SEOUL – Prime Minister Shinzo Abe and South Korean President Moon Jae-in affirmed in telephone talks Tuesday they will continue working together to step up pressure on North Korea following the victory of Japan’s ruling coalition in Sunday’s Lower House election.
Moon called Abe to congratulate him on the election outcome, telling the prime minister he strongly supports his “policy vision and leadership,” according to a Japanese government spokesman.
Abe thanked Moon for his support, and the two agreed to continue to further develop bilateral ties, the spokesman said.
While sticking points over historical grievances and territory remain in Japan-South Korea relations, the conversation was cordial, with Abe telling Moon he ate Korean food on the eve of the election to recoup his energy after campaigning.
The election platform of Abe’s Liberal Democratic Party — which together with its coalition partner, Komeito, won more than two-thirds of the seats in the Lower House — included a pledge to “lead” international efforts to put pressure on North Korea over its nuclear and ballistic missile threats.
Abe also told Moon that he looks forward to seeing him in Japan before the end of the year for a trilateral summit with Chinese Premier Li Keqiang, the spokesman said.
A specific date for the trilateral gathering is still unconfirmed. Japan was supposed to host the summit last year, but it was postponed due to a corruption scandal involving South Korea’s then-President Park Geun-hye.
After his talk with Moon, Abe took a phone call from Australian Prime Minister Malcolm Turnbull, who also offered congratulations on the election win.
Abe and Turnbull affirmed that they will work closely together on the Trans-Pacific Partnership free trade pact, the spokesman said.
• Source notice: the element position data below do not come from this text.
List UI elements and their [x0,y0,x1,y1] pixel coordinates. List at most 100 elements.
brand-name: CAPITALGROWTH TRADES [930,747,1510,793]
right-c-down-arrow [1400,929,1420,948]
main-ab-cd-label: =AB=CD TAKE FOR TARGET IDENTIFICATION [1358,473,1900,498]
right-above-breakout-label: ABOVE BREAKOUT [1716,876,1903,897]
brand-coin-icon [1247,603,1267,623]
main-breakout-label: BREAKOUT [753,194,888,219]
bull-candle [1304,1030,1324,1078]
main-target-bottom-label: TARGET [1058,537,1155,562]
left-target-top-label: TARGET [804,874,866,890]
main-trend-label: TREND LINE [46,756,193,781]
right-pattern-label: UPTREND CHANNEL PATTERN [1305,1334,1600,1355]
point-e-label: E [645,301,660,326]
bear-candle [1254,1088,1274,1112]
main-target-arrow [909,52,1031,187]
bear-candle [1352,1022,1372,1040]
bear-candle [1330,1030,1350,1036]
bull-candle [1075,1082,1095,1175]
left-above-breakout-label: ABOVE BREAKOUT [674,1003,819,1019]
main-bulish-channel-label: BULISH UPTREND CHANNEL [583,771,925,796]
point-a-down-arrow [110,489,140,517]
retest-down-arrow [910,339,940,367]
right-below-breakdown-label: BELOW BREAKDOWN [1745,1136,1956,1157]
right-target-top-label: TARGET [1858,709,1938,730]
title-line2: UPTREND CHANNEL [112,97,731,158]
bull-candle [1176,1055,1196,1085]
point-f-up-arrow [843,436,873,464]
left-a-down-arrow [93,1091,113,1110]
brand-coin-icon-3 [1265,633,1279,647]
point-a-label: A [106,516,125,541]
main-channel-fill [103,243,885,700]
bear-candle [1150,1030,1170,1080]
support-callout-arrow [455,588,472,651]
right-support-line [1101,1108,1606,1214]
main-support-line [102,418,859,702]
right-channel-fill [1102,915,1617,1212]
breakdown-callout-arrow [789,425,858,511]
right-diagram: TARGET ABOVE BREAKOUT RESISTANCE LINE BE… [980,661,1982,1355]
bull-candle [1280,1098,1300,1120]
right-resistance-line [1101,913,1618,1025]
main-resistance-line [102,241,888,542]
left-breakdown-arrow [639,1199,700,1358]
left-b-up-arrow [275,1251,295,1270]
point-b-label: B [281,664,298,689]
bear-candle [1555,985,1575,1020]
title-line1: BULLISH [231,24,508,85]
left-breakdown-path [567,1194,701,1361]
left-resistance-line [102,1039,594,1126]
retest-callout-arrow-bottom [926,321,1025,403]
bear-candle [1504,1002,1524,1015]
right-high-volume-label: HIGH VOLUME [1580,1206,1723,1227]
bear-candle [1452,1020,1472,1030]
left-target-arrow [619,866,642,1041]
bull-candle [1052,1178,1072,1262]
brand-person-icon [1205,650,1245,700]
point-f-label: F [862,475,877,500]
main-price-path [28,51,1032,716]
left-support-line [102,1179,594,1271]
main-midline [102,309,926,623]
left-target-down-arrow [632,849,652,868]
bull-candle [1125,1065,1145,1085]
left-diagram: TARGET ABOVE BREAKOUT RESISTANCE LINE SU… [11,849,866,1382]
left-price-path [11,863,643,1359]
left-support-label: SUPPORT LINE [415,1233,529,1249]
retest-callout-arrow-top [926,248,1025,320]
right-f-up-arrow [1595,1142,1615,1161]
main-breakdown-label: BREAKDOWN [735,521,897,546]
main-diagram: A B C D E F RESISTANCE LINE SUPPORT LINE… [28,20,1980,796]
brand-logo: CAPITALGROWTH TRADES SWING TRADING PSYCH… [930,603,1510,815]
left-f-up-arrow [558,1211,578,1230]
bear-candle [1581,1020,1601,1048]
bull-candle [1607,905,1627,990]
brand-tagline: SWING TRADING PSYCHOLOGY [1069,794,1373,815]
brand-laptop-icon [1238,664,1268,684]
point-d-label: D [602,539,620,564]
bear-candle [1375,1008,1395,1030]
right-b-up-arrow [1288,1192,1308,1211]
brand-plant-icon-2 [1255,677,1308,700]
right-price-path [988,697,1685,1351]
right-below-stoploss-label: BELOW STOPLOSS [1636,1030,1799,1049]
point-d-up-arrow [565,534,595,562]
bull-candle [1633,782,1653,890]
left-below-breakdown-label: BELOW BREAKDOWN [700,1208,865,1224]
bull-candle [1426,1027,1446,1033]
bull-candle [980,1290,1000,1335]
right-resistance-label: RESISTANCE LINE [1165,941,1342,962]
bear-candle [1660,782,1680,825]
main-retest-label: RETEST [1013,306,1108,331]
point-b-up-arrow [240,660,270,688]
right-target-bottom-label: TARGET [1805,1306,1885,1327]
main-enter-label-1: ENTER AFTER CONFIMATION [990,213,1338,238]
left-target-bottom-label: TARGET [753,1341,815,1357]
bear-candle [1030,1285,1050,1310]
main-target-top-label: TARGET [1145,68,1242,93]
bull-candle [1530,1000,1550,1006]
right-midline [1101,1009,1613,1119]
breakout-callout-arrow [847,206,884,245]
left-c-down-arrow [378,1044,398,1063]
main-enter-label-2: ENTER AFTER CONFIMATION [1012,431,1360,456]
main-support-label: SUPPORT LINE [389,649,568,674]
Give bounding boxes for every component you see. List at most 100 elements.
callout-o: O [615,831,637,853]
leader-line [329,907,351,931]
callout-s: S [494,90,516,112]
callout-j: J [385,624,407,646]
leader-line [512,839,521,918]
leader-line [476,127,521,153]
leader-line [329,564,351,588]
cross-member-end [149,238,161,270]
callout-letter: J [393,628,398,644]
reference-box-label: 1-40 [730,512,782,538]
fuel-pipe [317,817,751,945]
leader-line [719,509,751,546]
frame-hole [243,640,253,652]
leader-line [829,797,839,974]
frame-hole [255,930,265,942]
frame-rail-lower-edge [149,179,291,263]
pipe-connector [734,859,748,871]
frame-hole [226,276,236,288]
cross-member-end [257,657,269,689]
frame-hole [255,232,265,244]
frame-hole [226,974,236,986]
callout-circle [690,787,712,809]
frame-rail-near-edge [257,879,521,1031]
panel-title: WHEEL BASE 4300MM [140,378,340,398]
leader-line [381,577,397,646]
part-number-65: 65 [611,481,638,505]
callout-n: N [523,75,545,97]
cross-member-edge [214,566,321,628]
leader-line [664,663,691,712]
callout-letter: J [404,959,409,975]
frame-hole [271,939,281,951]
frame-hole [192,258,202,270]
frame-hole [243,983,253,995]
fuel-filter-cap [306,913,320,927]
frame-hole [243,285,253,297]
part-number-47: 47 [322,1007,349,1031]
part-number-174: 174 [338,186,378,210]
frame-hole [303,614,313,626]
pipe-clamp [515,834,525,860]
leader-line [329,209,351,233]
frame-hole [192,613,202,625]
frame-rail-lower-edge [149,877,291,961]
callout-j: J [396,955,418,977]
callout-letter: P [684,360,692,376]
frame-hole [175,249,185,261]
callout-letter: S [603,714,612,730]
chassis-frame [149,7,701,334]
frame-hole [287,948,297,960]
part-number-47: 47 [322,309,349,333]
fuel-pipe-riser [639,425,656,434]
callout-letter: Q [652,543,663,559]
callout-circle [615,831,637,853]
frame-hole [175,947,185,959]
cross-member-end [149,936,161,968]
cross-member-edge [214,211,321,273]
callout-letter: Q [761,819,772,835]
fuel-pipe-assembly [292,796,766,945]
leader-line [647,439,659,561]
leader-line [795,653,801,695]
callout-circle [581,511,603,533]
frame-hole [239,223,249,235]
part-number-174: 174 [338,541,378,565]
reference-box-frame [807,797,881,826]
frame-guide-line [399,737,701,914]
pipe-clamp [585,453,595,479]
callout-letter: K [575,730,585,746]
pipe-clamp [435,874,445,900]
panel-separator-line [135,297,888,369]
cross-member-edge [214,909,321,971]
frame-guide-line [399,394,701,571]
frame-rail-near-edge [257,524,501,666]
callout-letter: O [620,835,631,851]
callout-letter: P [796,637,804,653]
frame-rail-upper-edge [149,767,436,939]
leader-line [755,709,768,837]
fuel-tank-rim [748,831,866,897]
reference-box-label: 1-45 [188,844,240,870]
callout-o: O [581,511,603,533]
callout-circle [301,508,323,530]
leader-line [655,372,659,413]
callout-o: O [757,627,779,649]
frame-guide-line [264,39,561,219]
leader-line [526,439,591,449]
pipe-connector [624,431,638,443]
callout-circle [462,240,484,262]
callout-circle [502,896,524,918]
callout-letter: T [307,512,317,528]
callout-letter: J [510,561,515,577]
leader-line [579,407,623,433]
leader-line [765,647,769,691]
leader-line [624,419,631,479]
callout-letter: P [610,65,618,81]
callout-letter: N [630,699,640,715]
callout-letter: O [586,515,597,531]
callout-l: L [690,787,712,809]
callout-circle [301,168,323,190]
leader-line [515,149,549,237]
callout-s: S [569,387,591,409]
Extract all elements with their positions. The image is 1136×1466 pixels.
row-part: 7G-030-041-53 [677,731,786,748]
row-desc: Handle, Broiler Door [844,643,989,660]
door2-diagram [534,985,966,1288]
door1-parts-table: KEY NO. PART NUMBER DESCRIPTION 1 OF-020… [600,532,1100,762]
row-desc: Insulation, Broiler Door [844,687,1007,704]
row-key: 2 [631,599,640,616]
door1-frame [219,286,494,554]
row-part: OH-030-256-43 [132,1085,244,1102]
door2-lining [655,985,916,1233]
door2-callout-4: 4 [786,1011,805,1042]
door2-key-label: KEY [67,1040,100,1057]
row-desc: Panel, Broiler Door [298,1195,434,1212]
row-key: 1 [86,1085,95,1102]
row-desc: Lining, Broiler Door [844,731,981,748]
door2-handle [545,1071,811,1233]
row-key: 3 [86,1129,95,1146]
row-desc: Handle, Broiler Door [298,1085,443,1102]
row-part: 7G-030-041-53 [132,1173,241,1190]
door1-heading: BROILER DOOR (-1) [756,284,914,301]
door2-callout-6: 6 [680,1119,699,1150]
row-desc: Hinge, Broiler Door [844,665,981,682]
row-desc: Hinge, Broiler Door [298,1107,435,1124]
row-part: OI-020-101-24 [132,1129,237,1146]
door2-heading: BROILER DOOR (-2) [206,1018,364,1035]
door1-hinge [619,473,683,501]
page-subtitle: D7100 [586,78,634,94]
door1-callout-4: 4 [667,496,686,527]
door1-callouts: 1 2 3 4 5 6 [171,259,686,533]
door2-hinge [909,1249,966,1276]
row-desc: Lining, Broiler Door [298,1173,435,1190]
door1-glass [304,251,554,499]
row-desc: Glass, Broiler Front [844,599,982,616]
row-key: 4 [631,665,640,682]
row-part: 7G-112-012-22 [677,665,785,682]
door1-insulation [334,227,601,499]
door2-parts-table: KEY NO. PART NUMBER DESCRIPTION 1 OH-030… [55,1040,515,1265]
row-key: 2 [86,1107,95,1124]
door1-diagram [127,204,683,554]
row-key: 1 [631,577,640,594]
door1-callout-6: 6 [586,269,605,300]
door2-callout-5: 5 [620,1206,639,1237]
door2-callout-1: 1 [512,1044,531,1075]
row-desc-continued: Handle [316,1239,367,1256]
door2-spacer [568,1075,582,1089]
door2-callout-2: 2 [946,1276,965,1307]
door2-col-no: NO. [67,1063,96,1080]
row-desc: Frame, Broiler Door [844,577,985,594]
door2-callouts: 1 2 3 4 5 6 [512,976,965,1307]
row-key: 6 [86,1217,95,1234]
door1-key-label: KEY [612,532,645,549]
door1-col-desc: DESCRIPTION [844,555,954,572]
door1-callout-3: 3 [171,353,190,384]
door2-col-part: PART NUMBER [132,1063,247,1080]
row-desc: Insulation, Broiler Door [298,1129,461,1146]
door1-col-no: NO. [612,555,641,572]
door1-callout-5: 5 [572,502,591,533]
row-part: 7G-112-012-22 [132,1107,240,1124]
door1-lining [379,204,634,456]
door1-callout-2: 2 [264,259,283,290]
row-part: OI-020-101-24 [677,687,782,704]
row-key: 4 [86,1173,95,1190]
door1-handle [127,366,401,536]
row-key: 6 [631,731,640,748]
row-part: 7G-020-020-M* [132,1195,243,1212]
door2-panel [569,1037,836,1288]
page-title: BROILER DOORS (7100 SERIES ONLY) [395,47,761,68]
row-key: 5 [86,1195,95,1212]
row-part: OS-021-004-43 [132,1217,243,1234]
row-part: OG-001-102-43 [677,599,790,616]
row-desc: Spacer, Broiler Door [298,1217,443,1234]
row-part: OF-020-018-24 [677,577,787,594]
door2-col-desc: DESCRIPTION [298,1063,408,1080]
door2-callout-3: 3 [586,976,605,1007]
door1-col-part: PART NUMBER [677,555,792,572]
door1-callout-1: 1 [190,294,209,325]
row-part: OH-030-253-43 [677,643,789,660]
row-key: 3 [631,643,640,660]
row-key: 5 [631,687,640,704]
Following the United States’ withdrawal from the TPP earlier this year, the remaining 11 Pacific Rim signatories, including Japan and Australia, are trying to come to an agreement on what amendments or freezes should be made in order to bring it into force.
The signatories have pledged to reach a deal in time for the Asia-Pacific Economic Cooperation forum summit starting Nov. 10 in Vietnam.